Frédéric Terrien | Director general de Yes.fm

"El sector tiene mala imagen para invertir"

Tras un periodo en hibernación, Yes.fm, el servicio de música en streaming pionero en España, volvió este mes a la actividad.

¿A qué se ha debido este parón de tres meses en sus servicios?

El detonante fue la confirmación de que los usuarios premium realizaban un consumo por encima de los 3,99 euros que teníamos fijado de tarifa. Nosotros pagamos a las discográficas por cada escucha "a demanda", y no cubríamos los costes. El precio actual de 7,99 al mes para quienes accedan desde el ordenador es realista por poder disponer de 2,5 millones de canciones cuando se quiera, tantas veces como se quiera.

¿Qué ofrece Yes.fm para distinguirse de su competencia?

Además de que contamos con un catálogo internacional tan amplio como cualquiera, tenemos acuerdos específicos para material en español. Se estima que más del 50% de la música consumida en España es en castellano y nosotros contamos con la mejor oferta en ese terreno, así como en catalán. Tenemos canales de copla o para dormir a bebés.

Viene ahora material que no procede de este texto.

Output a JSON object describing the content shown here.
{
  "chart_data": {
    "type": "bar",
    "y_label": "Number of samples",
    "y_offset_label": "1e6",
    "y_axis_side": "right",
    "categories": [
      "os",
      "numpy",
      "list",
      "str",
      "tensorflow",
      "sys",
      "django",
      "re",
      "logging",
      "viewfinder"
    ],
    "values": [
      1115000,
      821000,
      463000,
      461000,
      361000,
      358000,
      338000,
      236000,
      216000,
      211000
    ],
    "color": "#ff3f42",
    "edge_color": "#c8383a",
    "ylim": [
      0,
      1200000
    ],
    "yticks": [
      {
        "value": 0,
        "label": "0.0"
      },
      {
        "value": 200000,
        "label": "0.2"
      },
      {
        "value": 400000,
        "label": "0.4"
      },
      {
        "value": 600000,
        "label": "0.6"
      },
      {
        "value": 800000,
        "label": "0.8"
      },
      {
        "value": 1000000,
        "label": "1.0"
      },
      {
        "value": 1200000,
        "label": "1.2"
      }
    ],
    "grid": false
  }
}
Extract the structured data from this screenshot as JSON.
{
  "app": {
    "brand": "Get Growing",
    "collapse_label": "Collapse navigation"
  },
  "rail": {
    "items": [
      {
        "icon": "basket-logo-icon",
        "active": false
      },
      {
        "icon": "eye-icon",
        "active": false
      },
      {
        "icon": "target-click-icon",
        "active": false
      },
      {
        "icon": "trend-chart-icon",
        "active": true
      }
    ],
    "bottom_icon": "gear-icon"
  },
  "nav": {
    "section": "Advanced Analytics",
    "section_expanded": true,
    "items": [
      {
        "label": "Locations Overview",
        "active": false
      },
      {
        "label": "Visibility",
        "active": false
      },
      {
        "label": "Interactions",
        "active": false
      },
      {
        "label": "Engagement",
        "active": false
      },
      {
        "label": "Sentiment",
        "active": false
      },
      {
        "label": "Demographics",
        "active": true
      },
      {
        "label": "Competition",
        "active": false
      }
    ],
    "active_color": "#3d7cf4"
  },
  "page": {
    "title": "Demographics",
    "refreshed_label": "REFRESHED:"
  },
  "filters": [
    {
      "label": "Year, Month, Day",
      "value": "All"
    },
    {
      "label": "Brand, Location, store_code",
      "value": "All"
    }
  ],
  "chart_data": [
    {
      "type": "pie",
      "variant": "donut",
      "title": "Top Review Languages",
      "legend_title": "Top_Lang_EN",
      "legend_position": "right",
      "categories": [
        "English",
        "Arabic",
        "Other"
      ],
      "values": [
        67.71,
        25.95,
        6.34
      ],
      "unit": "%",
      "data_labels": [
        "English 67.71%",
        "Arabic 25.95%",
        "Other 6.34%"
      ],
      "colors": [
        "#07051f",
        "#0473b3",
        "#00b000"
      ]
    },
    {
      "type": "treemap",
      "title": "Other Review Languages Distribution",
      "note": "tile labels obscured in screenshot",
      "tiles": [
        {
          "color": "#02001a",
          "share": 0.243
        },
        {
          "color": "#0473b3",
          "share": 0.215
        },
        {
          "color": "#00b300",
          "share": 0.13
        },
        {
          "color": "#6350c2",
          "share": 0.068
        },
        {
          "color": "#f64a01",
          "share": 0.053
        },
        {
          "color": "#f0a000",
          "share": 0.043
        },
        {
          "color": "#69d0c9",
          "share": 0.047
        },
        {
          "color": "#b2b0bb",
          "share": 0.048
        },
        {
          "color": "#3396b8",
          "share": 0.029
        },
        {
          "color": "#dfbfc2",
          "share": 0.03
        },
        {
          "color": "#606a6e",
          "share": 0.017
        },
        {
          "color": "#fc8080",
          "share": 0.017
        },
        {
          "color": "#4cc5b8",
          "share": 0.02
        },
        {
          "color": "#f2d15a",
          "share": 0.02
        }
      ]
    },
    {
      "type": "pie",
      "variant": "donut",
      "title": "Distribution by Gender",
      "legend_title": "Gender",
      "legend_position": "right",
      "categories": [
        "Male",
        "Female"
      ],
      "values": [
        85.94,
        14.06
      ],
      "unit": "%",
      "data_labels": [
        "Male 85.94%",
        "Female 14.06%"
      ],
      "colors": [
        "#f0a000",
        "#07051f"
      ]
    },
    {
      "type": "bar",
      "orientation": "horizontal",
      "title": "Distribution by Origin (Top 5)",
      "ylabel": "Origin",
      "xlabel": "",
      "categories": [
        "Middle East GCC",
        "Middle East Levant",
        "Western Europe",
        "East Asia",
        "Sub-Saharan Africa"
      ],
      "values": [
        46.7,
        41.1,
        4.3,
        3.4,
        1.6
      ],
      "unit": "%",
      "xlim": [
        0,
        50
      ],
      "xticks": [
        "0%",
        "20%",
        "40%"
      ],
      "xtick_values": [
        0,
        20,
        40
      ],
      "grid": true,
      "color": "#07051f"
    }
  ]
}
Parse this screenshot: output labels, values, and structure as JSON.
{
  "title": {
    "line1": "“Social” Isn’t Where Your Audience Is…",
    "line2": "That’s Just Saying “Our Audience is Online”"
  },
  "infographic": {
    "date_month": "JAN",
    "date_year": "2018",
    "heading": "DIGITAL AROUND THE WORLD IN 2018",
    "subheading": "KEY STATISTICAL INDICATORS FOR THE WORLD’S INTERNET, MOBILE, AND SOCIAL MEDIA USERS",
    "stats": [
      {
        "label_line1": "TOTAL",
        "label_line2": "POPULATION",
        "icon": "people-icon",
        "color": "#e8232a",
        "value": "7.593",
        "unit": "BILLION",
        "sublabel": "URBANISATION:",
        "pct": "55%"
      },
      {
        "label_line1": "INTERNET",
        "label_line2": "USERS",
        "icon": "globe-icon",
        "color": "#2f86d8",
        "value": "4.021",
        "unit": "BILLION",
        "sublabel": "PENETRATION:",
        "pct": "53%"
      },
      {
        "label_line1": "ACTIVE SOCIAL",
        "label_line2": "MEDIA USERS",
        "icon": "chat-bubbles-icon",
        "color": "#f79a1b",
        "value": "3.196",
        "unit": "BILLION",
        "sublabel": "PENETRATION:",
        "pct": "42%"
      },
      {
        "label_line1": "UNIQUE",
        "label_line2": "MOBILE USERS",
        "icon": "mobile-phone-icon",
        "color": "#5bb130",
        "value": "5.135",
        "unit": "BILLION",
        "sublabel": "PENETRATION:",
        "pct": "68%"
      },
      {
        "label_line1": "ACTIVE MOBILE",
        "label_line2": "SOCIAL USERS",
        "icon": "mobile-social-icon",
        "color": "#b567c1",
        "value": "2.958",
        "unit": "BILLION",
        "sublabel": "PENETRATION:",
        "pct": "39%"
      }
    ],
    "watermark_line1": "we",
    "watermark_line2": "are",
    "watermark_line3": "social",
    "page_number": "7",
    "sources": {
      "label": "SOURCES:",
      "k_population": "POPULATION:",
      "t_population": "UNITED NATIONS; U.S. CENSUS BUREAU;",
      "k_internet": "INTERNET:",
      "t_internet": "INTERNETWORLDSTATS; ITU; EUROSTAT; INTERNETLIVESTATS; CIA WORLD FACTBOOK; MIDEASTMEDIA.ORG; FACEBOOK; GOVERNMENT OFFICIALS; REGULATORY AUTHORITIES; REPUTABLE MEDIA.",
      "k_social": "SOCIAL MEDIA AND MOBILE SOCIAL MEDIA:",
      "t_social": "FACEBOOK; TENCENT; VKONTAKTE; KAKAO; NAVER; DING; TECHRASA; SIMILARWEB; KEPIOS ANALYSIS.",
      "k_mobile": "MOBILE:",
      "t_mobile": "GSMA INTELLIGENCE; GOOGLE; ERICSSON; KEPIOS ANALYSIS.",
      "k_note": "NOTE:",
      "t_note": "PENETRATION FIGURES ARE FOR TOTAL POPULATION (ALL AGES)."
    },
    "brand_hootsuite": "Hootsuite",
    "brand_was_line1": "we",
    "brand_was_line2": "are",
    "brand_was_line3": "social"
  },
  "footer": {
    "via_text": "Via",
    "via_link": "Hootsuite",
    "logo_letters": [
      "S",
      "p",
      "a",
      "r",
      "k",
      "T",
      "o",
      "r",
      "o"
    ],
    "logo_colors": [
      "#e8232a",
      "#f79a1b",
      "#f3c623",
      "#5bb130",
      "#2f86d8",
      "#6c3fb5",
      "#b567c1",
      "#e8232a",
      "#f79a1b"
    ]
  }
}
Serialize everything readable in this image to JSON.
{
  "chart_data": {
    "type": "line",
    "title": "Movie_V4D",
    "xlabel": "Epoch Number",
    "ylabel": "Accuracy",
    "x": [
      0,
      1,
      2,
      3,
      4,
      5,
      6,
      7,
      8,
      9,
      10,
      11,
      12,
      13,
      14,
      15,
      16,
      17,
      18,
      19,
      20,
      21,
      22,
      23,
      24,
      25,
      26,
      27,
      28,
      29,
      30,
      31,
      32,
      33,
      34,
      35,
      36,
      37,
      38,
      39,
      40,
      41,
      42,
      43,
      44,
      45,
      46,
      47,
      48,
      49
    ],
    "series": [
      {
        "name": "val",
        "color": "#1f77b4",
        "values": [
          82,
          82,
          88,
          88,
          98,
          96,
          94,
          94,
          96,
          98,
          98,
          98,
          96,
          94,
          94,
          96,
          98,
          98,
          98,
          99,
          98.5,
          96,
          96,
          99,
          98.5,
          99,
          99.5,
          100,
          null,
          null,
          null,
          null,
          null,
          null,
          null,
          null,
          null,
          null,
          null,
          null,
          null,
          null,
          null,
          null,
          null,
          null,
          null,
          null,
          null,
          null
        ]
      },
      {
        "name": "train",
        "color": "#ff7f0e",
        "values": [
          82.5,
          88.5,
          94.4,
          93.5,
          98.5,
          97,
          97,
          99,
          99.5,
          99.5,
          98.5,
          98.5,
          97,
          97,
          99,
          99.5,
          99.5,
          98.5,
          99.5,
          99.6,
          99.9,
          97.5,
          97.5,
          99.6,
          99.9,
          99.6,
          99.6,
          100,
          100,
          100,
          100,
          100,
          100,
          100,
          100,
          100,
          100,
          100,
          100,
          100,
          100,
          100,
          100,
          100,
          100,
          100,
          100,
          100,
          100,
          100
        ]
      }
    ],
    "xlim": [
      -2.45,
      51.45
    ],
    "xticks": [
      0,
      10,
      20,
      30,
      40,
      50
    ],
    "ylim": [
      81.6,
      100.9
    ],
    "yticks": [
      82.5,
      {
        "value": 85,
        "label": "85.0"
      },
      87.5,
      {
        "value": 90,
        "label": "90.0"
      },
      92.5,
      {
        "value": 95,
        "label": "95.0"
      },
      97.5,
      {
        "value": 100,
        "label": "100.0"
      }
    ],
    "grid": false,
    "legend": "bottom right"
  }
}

¿Cuántos abonados tienen en estos momentos?

Al estar reciente la reactivación del servicio premium, después de que devolviéramos las suscripciones al suspenderlo, las cifras no son significativas. Sí puedo afirmar que contamos con 700.000 usuarios regulares de nuestras playlist, es decir, de la música que ofrecemos gratuitamente agrupada por géneros o temáticas, con 500 opciones actualizadas a diario por nuestro equipo de DJ's. Para escucharlas basta con darse de alta en nuestra web.

¿Cuántos de sus usuarios acceden por móvil?

Aún es una cifra marginal, aunque nuestra aplicación para iPhone ha sido descargada 120.000 veces y es posible usarla de manera gratuita, a diferencia de la de Spotify.

¿Estudian otras fuentes de ingresos?

Estamos valorando la inserción de publicidad. Sin embargo, entendemos que resulta molesta y nos haría más similares a una emisora de radio.

¿Cree que el streaming va a derrotar a las descargas?

Hay muchos factores en juego. No soy especialmente combativo contra la piratería, entiendo que los jóvenes escojan una alternativa gratuita cuando esté a su alcance. Pero lo cierto es que los músicos deben recibir pago por su trabajo para que no perdamos talentos. Cuando las conexiones 3G estén generalizadas y sean baratas, y el streaming resulte más cómodo que las descargas, creo que será una herramienta para acabar con ellas. Hasta entonces, tenemos la oportunidad de colocarnos de forma preferente en el mercado.

¿Cuáles son sus siguientes proyectos?

Queremos conseguir nuevas inversiones, algo difícil porque la música ahora mismo tiene mala imagen para ellos como negocio. Y después, trasladar nuestro modelo a Iberoamérica, donde no existe ningún servicio local de este tipo.